Ice Cube Building (ICB) owned commercial property in Groton, Connecticut, that was covered by a property insurance policy issued by Scottsdale. Following a winter storm, the weight of the accumulated snow and ice caused the roof to leak and water to enter the building. ICB provided notice of the claim to Scottsdale, which acknowledged partial coverage for the loss. Scottsdale paid the undisputed amount of the claim, but ICB asserted that it had incurred additional, unreimbursed loss in excess of $1 million that was covered by the policy.

When Scottsdale refused to pay, ICB sued in state court for breach of contract and a declaratory judgment that the policy covered all of its unreimbursed losses. After Scottsdale removed the case to federal court and filed an answer and counterclaim, ICB moved to compel arbitration under the policy’s appraisal provision and to stay the litigation.

June 18 Decision

The parties did not dispute that the policy required appraisal of certain disputes, including appraisal as to the amount of loss, arising from the policy. They disagreed, however, on whether the policy’s appraisal clause requires arbitration of a dispute over coverage of ICB’s claim and not simply the amount of damage ICB asserts remains unpaid.

In its motion, ICB pointed to the disagreement on the “amount of loss it suffered” and its written demand for appraisal, arguing that Connecticut’s arbitration statute and the terms of the policy require the court to appoint an appraiser to assess its unreimbursed losses.
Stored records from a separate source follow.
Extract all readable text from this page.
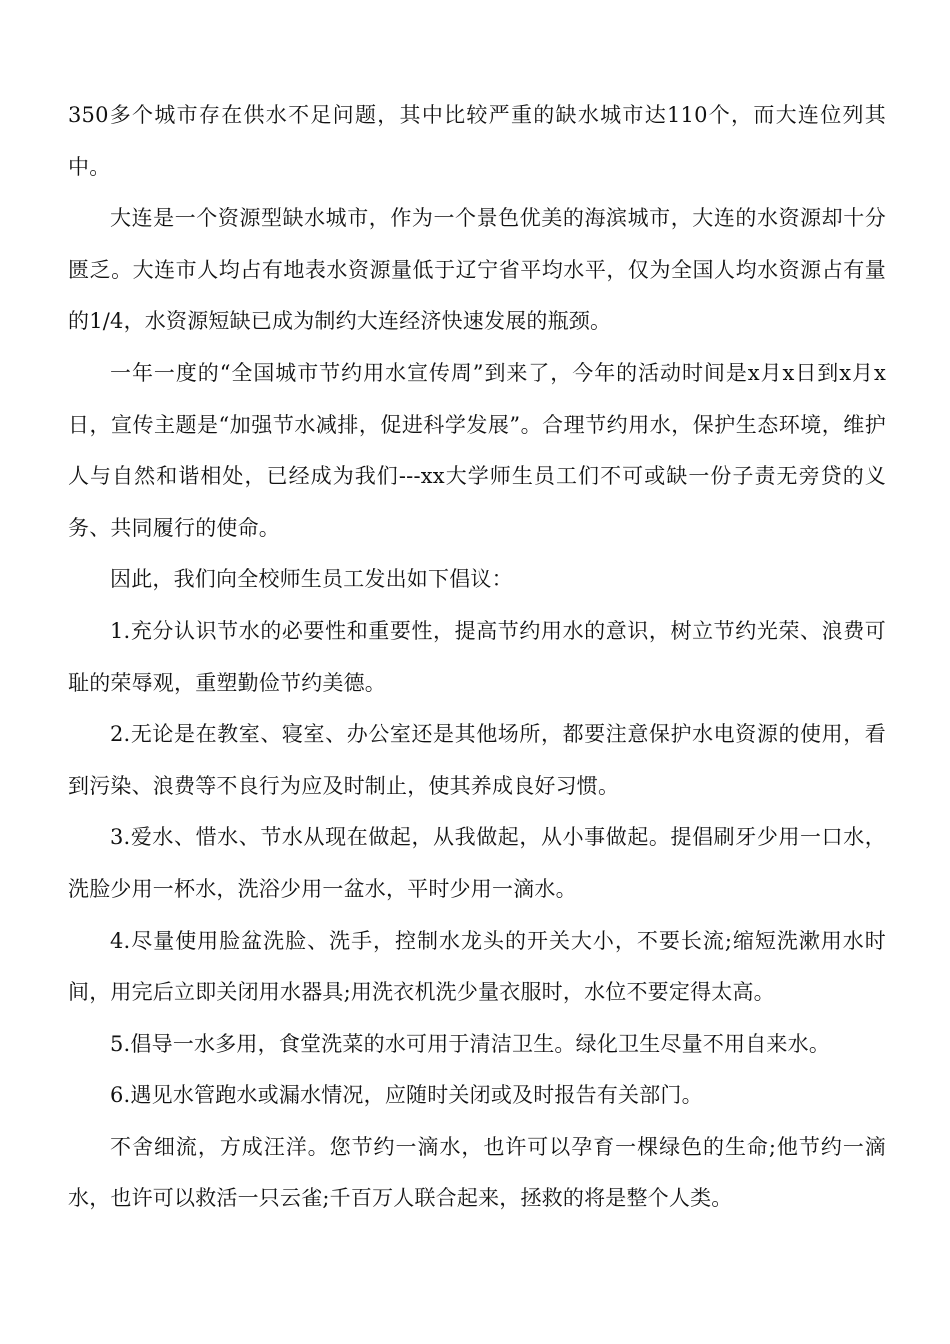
350多个城市存在供水不足问题，其中比较严重的缺水城市达110个，而大连位列其中。

大连是一个资源型缺水城市，作为一个景色优美的海滨城市，大连的水资源却十分匮乏。大连市人均占有地表水资源量低于辽宁省平均水平，仅为全国人均水资源占有量的1/4，水资源短缺已成为制约大连经济快速发展的瓶颈。

一年一度的“全国城市节约用水宣传周”到来了，今年的活动时间是x月x日到x月x日，宣传主题是“加强节水减排，促进科学发展”。合理节约用水，保护生态环境，维护人与自然和谐相处，已经成为我们---xx大学师生员工们不可或缺一份子责无旁贷的义务、共同履行的使命。

因此，我们向全校师生员工发出如下倡议：

1.充分认识节水的必要性和重要性，提高节约用水的意识，树立节约光荣、浪费可耻的荣辱观，重塑勤俭节约美德。

2.无论是在教室、寝室、办公室还是其他场所，都要注意保护水电资源的使用，看到污染、浪费等不良行为应及时制止，使其养成良好习惯。

3.爱水、惜水、节水从现在做起，从我做起，从小事做起。提倡刷牙少用一口水，洗脸少用一杯水，洗浴少用一盆水，平时少用一滴水。

4.尽量使用脸盆洗脸、洗手，控制水龙头的开关大小，不要长流;缩短洗漱用水时间，用完后立即关闭用水器具;用洗衣机洗少量衣服时，水位不要定得太高。

5.倡导一水多用，食堂洗菜的水可用于清洁卫生。绿化卫生尽量不用自来水。

6.遇见水管跑水或漏水情况，应随时关闭或及时报告有关部门。

不舍细流，方成汪洋。您节约一滴水，也许可以孕育一棵绿色的生命;他节约一滴水，也许可以救活一只云雀;千百万人联合起来，拯救的将是整个人类。
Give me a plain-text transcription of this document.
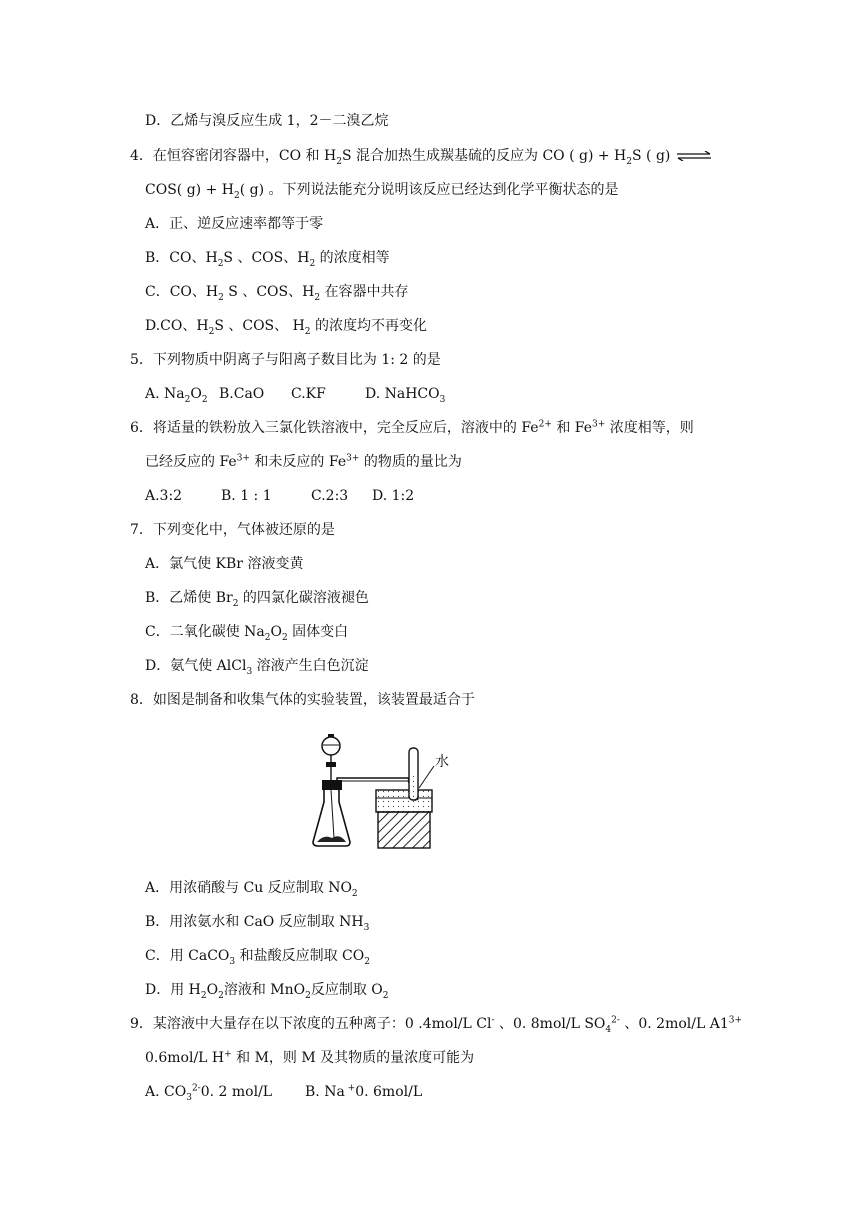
D．乙烯与溴反应生成 1，2－二溴乙烷
4．在恒容密闭容器中，CO 和 $H_2S$ 混合加热生成羰基硫的反应为 CO ( $g) + H_2S$ ( g) ⇌
COS( $g) + H_2$( g) 。下列说法能充分说明该反应已经达到化学平衡状态的是
A．正、逆反应速率都等于零
B．CO、$H_2S$ 、COS、$H_2$ 的浓度相等
C．CO、$H_2$ S 、COS、$H_2$ 在容器中共存
D.CO、$H_2S$ 、COS、 $H_2$ 的浓度均不再变化
5．下列物质中阴离子与阳离子数目比为 1: 2 的是
A. $Na_2O_2$ B.CaO C.KF	D. NaHCO$_3$
6．将适量的铁粉放入三氯化铁溶液中，完全反应后，溶液中的 $Fe^{2+}$ 和 $Fe^{3+}$ 浓度相等，则
已经反应的 $Fe^{3+}$ 和未反应的 $Fe^{3+}$ 的物质的量比为
A.3:2	B. 1 : 1	C.2:3 D. 1:2
7．下列变化中，气体被还原的是
A．氯气使 KBr 溶液变黄
B．乙烯使 $Br_2$ 的四氯化碳溶液褪色
C．二氧化碳使 $Na_2O_2$ 固体变白
D．氨气使 AlCl$_3$ 溶液产生白色沉淀
8．如图是制备和收集气体的实验装置，该装置最适合于
水
A．用浓硝酸与 Cu 反应制取 $NO_2$
B．用浓氨水和 CaO 反应制取 $NH_3$
C．用 CaCO$_3$ 和盐酸反应制取 $CO_2$
D．用 $H_2O_2$溶液和 MnO$_2$反应制取 $O_2$
9．某溶液中大量存在以下浓度的五种离子：0 .4mol/L Cl- 、0. 8mol/L $SO_4^{2-}$ 、0. 2mol/L $A1^{3+}$
0.6mol/L H+ 和 M，则 M 及其物质的量浓度可能为
A. $CO_3^{2-}0$. 2 mol/L B. Na +0. 6mol/L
Scottsdale countered by arguing that “an appraisal is premature because there are outstanding coverage issues that the Court must address as a condition predicate to the appraisal process.” The Court agreed with Scottsdale and denied the motion.

In reaching its decision, the Court noted that “the Policy unambiguously provides for arbitration of disagreements relating to the ‘value of the property’ or the ‘amount of loss’ suffered by the policyholder.” However, “[b]ecause the Policy expressly provides for the arbitration of disputes related to the value or quantum of a loss suffered—not the rights and liabilities of the parties under the Policy—and the Court may only compel the parties to arbitrate matters which they have agreed to arbitrate under the provisions of the insurance policy, the Court cannot compel the parties to arbitrate the question of coverage . . . .” The Court agreed with Scottsdale’s position that, where coverage is in dispute, those unresolved coverage issues posed antecedent questions for the court and are not appropriate for appraisal. As a result, the court denied ICB’s motion to compel appraisal as premature.
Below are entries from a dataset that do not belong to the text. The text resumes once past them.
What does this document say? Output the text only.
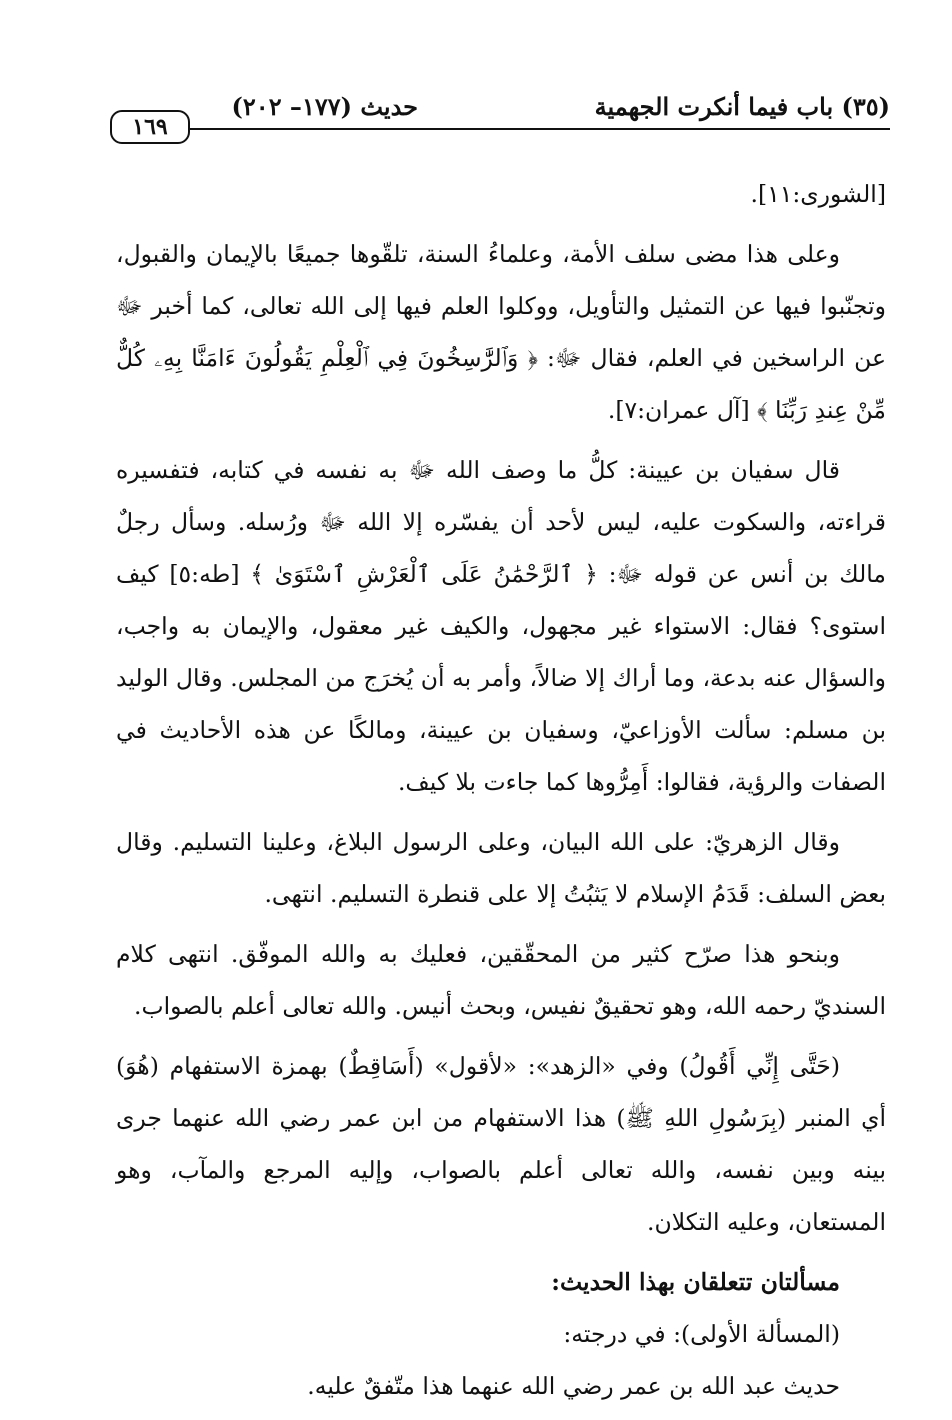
١٦٩
حديث (١٧٧– ٢٠٢)	(٣٥) باب فيما أنكرت الجهمية

[الشورى:١١].

وعلى هذا مضى سلف الأمة، وعلماءُ السنة، تلقّوها جميعًا بالإيمان والقبول، وتجنّبوا فيها عن التمثيل والتأويل، ووكلوا العلم فيها إلى الله تعالى، كما أخبر ﷻ عن الراسخين في العلم، فقال ﷻ: ﴿ وَٱلرَّٰسِخُونَ فِي ٱلْعِلْمِ يَقُولُونَ ءَامَنَّا بِهِۦ كُلٌّ مِّنْ عِندِ رَبِّنَا ﴾ [آل عمران:٧].

قال سفيان بن عيينة: كلُّ ما وصف الله ﷻ به نفسه في كتابه، فتفسيره قراءته، والسكوت عليه، ليس لأحد أن يفسّره إلا الله ﷻ ورُسله. وسأل رجلٌ مالك بن أنس عن قوله ﷻ: ﴿ ٱلرَّحْمَٰنُ عَلَى ٱلْعَرْشِ ٱسْتَوَىٰ ﴾ [طه:٥] كيف استوى؟ فقال: الاستواء غير مجهول، والكيف غير معقول، والإيمان به واجب، والسؤال عنه بدعة، وما أراك إلا ضالاً، وأمر به أن يُخرَج من المجلس. وقال الوليد بن مسلم: سألت الأوزاعيّ، وسفيان بن عيينة، ومالكًا عن هذه الأحاديث في الصفات والرؤية، فقالوا: أَمِرُّوها كما جاءت بلا كيف.

وقال الزهريّ: على الله البيان، وعلى الرسول البلاغ، وعلينا التسليم. وقال بعض السلف: قَدَمُ الإسلام لا يَثبُتُ إلا على قنطرة التسليم. انتهى.

وبنحو هذا صرّح كثير من المحقّقين، فعليك به والله الموفّق. انتهى كلام السنديّ رحمه الله، وهو تحقيقٌ نفيس، وبحث أنيس. والله تعالى أعلم بالصواب.

(حَتَّى إِنِّي أَقُولُ) وفي «الزهد»: «لأقول» (أَسَاقِطٌ) بهمزة الاستفهام (هُوَ) أي المنبر (بِرَسُولِ اللهِ ﷺ) هذا الاستفهام من ابن عمر رضي الله عنهما جرى بينه وبين نفسه، والله تعالى أعلم بالصواب، وإليه المرجع والمآب، وهو المستعان، وعليه التكلان.

مسألتان تتعلقان بهذا الحديث:

(المسألة الأولى): في درجته:

حديث عبد الله بن عمر رضي الله عنهما هذا متّفقٌ عليه.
As this decision makes clear, appraisal should not be used to determine coverage issues impacting the scope of an insurer’s liability for the claim. The court in Ice Cube Building specifically relied on the language of the appraisal provision, pointing out that appraisal, as a type of arbitration, is a creature of contract and its scope cannot exceed what the parties agreed to. This distinction is often made clear in the policy’s appraisal provision, which commonly limit appraisal to the “amount of loss.”
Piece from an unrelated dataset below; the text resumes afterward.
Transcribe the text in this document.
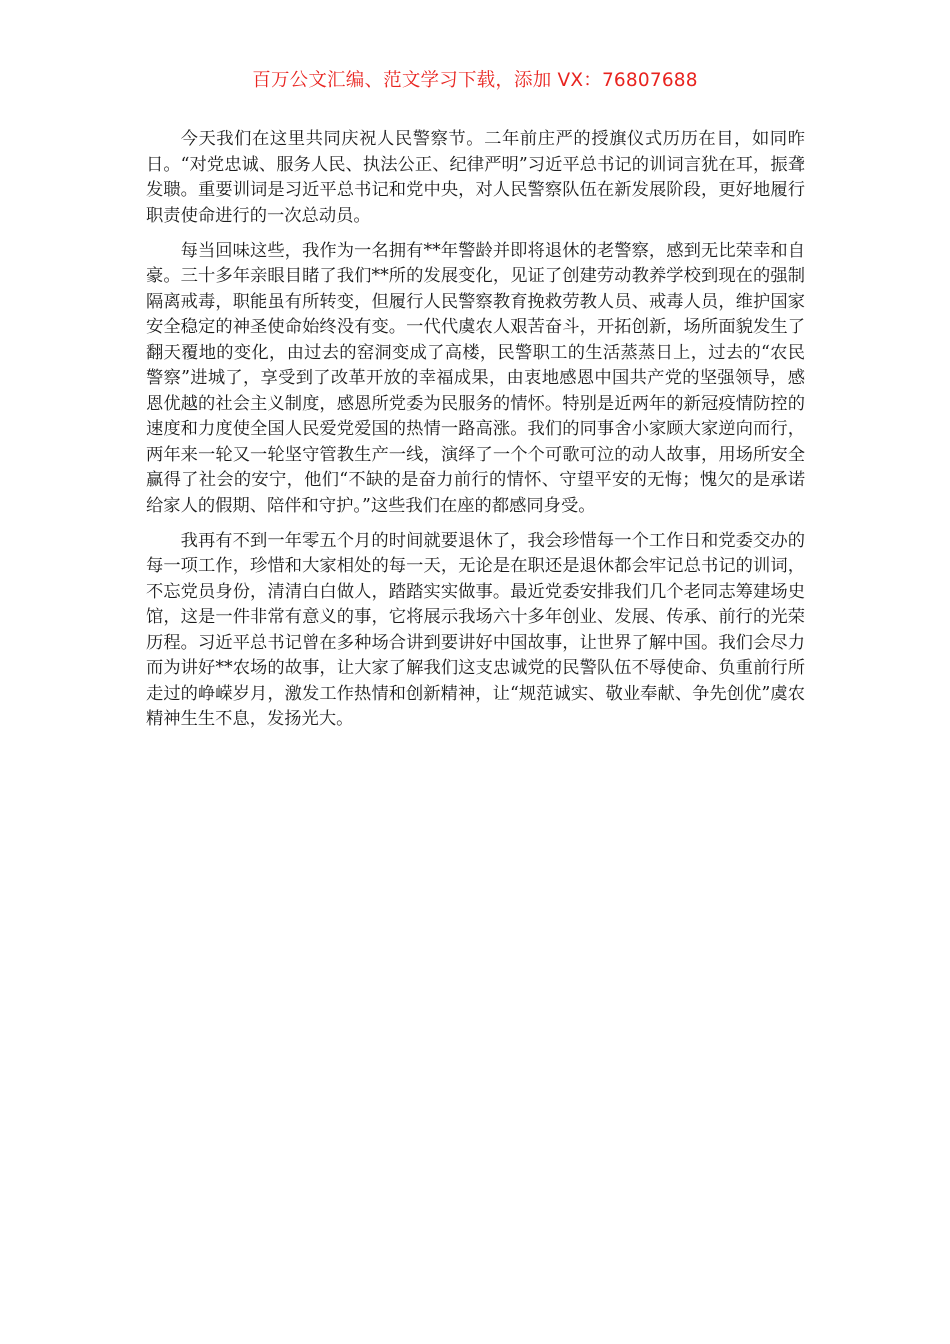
百万公文汇编、范文学习下载，添加 VX：76807688

今天我们在这里共同庆祝人民警察节。二年前庄严的授旗仪式历历在目，如同昨日。“对党忠诚、服务人民、执法公正、纪律严明”习近平总书记的训词言犹在耳，振聋发聩。重要训词是习近平总书记和党中央，对人民警察队伍在新发展阶段，更好地履行职责使命进行的一次总动员。

每当回味这些，我作为一名拥有**年警龄并即将退休的老警察，感到无比荣幸和自豪。三十多年亲眼目睹了我们**所的发展变化，见证了创建劳动教养学校到现在的强制隔离戒毒，职能虽有所转变，但履行人民警察教育挽救劳教人员、戒毒人员，维护国家安全稳定的神圣使命始终没有变。一代代虞农人艰苦奋斗，开拓创新，场所面貌发生了翻天覆地的变化，由过去的窑洞变成了高楼，民警职工的生活蒸蒸日上，过去的“农民警察”进城了，享受到了改革开放的幸福成果，由衷地感恩中国共产党的坚强领导，感恩优越的社会主义制度，感恩所党委为民服务的情怀。特别是近两年的新冠疫情防控的速度和力度使全国人民爱党爱国的热情一路高涨。我们的同事舍小家顾大家逆向而行，两年来一轮又一轮坚守管教生产一线，演绎了一个个可歌可泣的动人故事，用场所安全赢得了社会的安宁，他们“不缺的是奋力前行的情怀、守望平安的无悔；愧欠的是承诺给家人的假期、陪伴和守护。”这些我们在座的都感同身受。

我再有不到一年零五个月的时间就要退休了，我会珍惜每一个工作日和党委交办的每一项工作，珍惜和大家相处的每一天，无论是在职还是退休都会牢记总书记的训词，不忘党员身份，清清白白做人，踏踏实实做事。最近党委安排我们几个老同志筹建场史馆，这是一件非常有意义的事，它将展示我场六十多年创业、发展、传承、前行的光荣历程。习近平总书记曾在多种场合讲到要讲好中国故事，让世界了解中国。我们会尽力而为讲好**农场的故事，让大家了解我们这支忠诚党的民警队伍不辱使命、负重前行所走过的峥嵘岁月，激发工作热情和创新精神，让“规范诚实、敬业奉献、争先创优”虞农精神生生不息，发扬光大。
As was the case in Ice Cube Building, courts have followed such unambiguous restrictions on the scope of issues addressed in appraisals and have refused to compel appraisal where disputed issues include questions of coverage and liability. In many cases, insurers attempt to invoke appraisal clauses prematurely, seeking to resolve issues of both the extent of damage and coverage. Interestingly in Ice Cube Building the policyholder attempted to force appraisal, and the insurer correctly noted that, under the terms of the policy, unresolved coverage and liability issues posed antecedent questions for the court to decide that were inappropriate for appraisal. Policyholders should carefully review the proper scope of appraisal provisions in first-party property policies to determine the most efficient and effective way to resolve disputed claims and to ensure that coverage issues are resolved in the appropriate forum or process. The case is Ice Cube Building, LLC v. Scottsdale Insurance Co., No. 3:17-CV-00973 (VAB), 2018 WL 3025037 (D. Conn. June 18, 2018).